Drug Maker Pleads Guilty to Fabricating Studies and Producing Fake Drugs

A Fortune report on the Indian drug company Ranbaxy, sixth largest generic drug manufacturer in the world and currently owned by a Japanese company, is unsettling reading.

On the settlement and the broader context for the problems:

On May 13, Ranbaxy pleaded guilty to seven federal criminal counts of selling adulterated drugs with intent to defraud, failing to report that its drugs didn’t meet specifications, and making intentionally false statements to the government. Ranbaxy agreed to pay $500 million in fines, forfeitures, and penalties — the most ever levied against a generic-drug company. (No current or former Ranbaxy executives were charged with crimes.) Thakur’s confidential whistleblower complaint, which he filed in 2007 and which describes how the company fabricated and falsified data to win FDA approvals, was also unsealed. Under federal whistleblower law, Thakur will receive more than $48 million as part of the resolution of the case.

Fortune’s account of what occurred inside Ranbaxy and how the FDA responded to it raises serious questions about whether our government can effectively safeguard a drug supply that last year was 84% generic, according to the IMS Institute for Healthcare Informatics, much of that manufactured in distant places. More than 80% of active pharmaceutical ingredients for all U.S. drugs now come from overseas, as do 40% of finished pills and capsules.

A good warning:

Fortune’s investigation yields the first comprehensive picture of how one under-policed and far-flung generics company operated. It is not a tale of cutting corners or lax manufacturing practices but one of outright fraud, in which the company knowingly sold substandard drugs around the world — including in the U.S. — while working to deceive regulators. The impact on patients will likely never be known. But it is clear that millions of people worldwide got medicine of dubious quality from Ranbaxy.

And why the system doesn’t work:

As the Ranbaxy story makes vividly clear, generic-drug makers intent on breaking the rules — especially those operating abroad — can easily do so. Drug applications work on the honor system: The FDA relies on data provided by the companies themselves. “We depend on that information to be truthful,” Gary Buehler, who headed the FDA’s office of generic drugs for 10 years, said in December 2009. (Buehler has since taken a position at the U.S. unit of the Israeli generic-drug company Teva.) The approval system “requires the ethical behavior of the applicant,” he said. Otherwise, “the whole house of cards will fall down.”

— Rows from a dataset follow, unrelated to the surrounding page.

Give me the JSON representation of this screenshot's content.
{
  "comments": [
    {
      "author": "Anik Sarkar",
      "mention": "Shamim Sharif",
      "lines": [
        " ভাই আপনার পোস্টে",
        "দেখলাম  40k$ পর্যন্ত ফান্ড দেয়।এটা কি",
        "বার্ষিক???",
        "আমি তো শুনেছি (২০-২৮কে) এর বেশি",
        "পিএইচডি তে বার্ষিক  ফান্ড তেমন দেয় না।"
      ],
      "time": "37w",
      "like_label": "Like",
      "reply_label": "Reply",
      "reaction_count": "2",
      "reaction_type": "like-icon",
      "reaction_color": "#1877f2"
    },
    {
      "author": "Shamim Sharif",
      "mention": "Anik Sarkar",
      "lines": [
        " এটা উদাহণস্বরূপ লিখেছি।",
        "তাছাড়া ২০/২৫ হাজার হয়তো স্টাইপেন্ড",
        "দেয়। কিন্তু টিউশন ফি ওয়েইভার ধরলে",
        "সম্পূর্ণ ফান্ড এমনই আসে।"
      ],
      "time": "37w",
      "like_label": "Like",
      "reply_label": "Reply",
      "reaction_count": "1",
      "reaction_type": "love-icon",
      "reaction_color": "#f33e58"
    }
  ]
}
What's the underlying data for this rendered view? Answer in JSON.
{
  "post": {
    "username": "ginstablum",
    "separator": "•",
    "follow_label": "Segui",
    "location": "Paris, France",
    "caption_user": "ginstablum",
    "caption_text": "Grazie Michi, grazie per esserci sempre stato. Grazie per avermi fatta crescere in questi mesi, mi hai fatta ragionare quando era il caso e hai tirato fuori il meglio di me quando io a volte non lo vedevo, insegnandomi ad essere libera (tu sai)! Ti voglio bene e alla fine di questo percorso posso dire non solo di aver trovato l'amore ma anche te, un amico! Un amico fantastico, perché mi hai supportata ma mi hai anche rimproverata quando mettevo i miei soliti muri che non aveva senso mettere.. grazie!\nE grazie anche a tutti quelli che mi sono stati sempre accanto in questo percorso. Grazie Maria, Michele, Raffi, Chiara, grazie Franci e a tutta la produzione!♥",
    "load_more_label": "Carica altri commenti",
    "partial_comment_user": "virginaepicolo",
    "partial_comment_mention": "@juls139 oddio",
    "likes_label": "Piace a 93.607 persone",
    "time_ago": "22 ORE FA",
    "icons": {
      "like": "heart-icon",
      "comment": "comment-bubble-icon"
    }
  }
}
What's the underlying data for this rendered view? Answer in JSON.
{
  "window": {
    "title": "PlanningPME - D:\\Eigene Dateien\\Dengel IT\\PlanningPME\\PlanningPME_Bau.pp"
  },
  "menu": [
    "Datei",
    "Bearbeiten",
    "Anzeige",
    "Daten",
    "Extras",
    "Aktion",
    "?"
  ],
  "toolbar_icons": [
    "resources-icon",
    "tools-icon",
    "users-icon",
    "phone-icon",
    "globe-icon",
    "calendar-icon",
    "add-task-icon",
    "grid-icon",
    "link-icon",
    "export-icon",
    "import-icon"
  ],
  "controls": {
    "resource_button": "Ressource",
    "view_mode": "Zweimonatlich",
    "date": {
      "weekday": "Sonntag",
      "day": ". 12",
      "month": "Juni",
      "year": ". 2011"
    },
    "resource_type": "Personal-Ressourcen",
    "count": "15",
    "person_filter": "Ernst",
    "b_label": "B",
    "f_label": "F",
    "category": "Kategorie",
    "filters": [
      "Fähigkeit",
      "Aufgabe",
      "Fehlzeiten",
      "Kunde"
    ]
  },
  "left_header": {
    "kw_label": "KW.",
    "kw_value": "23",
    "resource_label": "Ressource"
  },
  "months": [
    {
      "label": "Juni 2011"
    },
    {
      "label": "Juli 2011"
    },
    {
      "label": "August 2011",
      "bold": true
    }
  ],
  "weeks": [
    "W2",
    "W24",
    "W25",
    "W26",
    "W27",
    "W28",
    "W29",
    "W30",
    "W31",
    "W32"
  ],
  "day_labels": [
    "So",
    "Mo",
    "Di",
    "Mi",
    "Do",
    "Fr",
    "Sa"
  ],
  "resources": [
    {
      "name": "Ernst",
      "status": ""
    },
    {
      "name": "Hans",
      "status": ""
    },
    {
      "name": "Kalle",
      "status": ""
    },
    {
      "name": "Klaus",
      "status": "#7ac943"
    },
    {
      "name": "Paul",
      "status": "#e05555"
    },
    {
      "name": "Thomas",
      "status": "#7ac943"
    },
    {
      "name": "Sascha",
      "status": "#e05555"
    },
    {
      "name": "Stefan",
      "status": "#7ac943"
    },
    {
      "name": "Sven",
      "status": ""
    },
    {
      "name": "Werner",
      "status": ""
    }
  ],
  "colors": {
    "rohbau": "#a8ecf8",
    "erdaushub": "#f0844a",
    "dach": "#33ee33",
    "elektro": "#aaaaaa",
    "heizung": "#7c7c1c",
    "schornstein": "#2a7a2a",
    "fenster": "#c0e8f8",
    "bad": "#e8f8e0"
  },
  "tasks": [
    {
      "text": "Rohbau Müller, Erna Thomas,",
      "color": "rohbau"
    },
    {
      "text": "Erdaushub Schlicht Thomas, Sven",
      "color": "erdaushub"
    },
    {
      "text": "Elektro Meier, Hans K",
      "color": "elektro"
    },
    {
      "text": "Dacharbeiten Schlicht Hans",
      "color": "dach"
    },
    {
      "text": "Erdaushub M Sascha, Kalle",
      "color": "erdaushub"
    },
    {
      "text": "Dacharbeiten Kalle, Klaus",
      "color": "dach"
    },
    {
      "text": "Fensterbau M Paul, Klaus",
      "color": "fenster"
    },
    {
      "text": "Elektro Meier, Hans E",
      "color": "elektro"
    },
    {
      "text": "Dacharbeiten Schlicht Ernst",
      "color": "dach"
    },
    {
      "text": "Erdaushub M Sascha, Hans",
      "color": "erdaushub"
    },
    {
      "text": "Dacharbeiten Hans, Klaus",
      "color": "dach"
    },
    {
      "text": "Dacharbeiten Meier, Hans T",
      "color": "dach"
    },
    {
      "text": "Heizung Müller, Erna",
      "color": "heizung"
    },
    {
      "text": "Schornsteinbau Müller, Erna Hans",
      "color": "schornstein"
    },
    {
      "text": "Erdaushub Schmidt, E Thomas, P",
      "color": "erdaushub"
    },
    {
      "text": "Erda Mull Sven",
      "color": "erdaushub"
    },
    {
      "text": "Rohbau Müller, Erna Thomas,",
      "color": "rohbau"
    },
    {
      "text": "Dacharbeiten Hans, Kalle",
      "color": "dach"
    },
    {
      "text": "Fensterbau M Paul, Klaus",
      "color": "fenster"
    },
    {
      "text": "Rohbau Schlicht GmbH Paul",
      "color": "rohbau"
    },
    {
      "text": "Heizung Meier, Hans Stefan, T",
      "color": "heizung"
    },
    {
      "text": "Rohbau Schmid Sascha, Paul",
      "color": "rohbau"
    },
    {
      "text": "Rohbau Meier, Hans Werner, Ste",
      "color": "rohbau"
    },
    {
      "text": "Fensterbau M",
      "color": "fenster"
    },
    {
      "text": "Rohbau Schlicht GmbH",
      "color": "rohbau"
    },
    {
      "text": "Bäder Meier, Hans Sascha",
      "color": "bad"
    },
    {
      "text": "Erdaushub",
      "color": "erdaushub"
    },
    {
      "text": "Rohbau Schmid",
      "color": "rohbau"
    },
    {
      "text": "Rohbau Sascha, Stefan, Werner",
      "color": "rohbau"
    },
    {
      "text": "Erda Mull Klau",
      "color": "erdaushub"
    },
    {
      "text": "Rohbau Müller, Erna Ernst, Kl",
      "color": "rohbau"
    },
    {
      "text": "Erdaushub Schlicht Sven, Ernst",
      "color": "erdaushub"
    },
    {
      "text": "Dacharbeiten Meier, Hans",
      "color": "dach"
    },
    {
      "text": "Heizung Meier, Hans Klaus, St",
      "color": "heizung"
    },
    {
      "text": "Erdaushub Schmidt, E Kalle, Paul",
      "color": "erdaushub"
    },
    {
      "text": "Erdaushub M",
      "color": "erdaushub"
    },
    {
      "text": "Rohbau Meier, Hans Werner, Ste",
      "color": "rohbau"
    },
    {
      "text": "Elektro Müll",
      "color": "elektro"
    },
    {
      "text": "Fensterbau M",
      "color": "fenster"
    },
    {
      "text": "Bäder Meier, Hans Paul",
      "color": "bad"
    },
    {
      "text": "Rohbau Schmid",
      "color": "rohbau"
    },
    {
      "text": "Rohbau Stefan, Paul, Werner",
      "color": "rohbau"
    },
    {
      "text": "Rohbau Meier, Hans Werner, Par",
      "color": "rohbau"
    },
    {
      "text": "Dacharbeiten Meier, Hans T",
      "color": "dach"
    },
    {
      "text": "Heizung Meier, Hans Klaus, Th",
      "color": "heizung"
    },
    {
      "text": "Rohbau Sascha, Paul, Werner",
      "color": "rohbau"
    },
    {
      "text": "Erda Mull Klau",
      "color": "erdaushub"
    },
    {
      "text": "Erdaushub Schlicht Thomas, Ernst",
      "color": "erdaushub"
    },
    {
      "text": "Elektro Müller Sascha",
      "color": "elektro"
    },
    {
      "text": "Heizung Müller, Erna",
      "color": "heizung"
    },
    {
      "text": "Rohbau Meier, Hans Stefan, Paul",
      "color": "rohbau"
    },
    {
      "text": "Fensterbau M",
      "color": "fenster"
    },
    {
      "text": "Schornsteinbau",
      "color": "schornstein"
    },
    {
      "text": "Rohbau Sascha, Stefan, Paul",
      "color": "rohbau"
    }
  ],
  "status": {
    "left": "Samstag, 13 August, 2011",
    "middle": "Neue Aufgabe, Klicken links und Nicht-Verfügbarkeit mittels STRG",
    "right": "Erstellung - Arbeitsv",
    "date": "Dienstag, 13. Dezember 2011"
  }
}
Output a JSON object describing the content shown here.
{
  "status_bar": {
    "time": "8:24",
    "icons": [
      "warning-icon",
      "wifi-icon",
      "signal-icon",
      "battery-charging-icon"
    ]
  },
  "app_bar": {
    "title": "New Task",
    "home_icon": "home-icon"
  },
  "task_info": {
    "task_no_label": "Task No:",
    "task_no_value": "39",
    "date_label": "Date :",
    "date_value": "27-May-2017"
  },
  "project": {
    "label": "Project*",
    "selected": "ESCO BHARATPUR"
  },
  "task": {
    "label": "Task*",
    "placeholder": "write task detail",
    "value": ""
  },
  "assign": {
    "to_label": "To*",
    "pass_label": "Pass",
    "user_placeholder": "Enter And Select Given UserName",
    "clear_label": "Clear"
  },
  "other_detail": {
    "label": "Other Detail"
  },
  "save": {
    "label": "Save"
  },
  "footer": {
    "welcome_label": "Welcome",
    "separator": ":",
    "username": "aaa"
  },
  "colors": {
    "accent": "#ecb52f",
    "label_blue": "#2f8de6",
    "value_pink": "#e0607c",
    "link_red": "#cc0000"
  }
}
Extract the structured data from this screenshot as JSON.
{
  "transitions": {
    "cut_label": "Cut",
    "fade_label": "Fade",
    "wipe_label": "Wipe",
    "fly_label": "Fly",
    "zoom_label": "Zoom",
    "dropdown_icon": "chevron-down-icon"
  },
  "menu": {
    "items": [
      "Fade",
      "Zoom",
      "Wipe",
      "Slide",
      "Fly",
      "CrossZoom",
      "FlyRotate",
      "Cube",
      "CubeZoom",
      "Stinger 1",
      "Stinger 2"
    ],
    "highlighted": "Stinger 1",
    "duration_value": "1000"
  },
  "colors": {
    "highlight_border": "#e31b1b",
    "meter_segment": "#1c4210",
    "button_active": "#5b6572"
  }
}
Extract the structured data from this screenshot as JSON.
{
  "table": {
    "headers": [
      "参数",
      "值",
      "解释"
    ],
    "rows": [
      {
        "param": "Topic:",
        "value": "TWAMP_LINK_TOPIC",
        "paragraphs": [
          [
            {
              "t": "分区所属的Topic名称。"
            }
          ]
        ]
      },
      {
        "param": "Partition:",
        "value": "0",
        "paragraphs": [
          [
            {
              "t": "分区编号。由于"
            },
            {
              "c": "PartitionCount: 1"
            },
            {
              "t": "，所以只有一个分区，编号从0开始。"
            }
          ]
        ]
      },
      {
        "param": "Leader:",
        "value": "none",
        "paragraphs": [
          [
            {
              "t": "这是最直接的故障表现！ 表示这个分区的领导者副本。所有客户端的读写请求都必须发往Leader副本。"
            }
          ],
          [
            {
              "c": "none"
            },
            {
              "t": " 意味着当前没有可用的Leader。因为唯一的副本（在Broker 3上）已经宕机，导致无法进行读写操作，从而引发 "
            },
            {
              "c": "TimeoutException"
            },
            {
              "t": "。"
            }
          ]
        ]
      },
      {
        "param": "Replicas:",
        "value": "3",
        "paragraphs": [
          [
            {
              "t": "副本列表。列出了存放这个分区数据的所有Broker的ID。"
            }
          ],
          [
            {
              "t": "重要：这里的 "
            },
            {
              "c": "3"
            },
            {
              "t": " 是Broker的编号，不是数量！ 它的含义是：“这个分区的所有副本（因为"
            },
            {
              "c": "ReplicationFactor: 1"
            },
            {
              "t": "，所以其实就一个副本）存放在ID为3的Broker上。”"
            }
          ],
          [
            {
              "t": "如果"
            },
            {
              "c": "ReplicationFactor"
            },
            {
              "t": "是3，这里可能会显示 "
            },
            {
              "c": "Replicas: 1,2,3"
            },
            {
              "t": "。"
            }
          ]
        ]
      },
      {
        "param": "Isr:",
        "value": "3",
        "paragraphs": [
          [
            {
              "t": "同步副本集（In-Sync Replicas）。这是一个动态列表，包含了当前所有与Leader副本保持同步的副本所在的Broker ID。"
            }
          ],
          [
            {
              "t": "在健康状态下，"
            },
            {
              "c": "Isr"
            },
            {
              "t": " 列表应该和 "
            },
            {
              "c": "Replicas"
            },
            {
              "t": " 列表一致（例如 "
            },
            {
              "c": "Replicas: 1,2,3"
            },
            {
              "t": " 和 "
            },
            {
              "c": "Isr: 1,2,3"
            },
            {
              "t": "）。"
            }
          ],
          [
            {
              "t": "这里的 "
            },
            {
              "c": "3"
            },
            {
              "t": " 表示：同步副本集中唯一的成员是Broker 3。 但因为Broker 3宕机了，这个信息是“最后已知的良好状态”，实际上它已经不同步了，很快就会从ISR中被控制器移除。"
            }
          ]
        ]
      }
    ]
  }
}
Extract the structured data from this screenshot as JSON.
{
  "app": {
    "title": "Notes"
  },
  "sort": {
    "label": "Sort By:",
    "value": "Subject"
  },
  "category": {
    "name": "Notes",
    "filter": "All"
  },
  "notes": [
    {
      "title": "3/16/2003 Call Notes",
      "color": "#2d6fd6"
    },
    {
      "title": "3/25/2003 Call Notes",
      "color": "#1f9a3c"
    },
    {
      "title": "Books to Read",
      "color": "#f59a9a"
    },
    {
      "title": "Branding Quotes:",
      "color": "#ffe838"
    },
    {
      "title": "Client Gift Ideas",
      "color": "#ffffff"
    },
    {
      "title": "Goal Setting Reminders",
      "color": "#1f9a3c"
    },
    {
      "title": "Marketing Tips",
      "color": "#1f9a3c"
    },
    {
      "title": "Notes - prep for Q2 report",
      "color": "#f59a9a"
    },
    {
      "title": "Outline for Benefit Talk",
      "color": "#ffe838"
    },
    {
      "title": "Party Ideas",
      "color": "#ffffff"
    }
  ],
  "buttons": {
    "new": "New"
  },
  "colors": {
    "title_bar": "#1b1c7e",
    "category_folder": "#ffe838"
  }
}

And how the U.S. government helped Ranbaxy make enough in 6 months to pay its above-mentioned “huge” fine:

Despite the agency’s finding of fraud and misconduct, it granted Ranbaxy lucrative rights to sell new generic drugs. In the most high-profile example, in November 2011 the FDA allowed the company to maintain its exclusive first dibs on making the generic version of a medicine taken by tens of millions of Americans: Lipitor. In the first six months, this privilege allowed Ranbaxy to generate $600 million in sales of generic atorvastatin, as nonbranded Lipitor is known.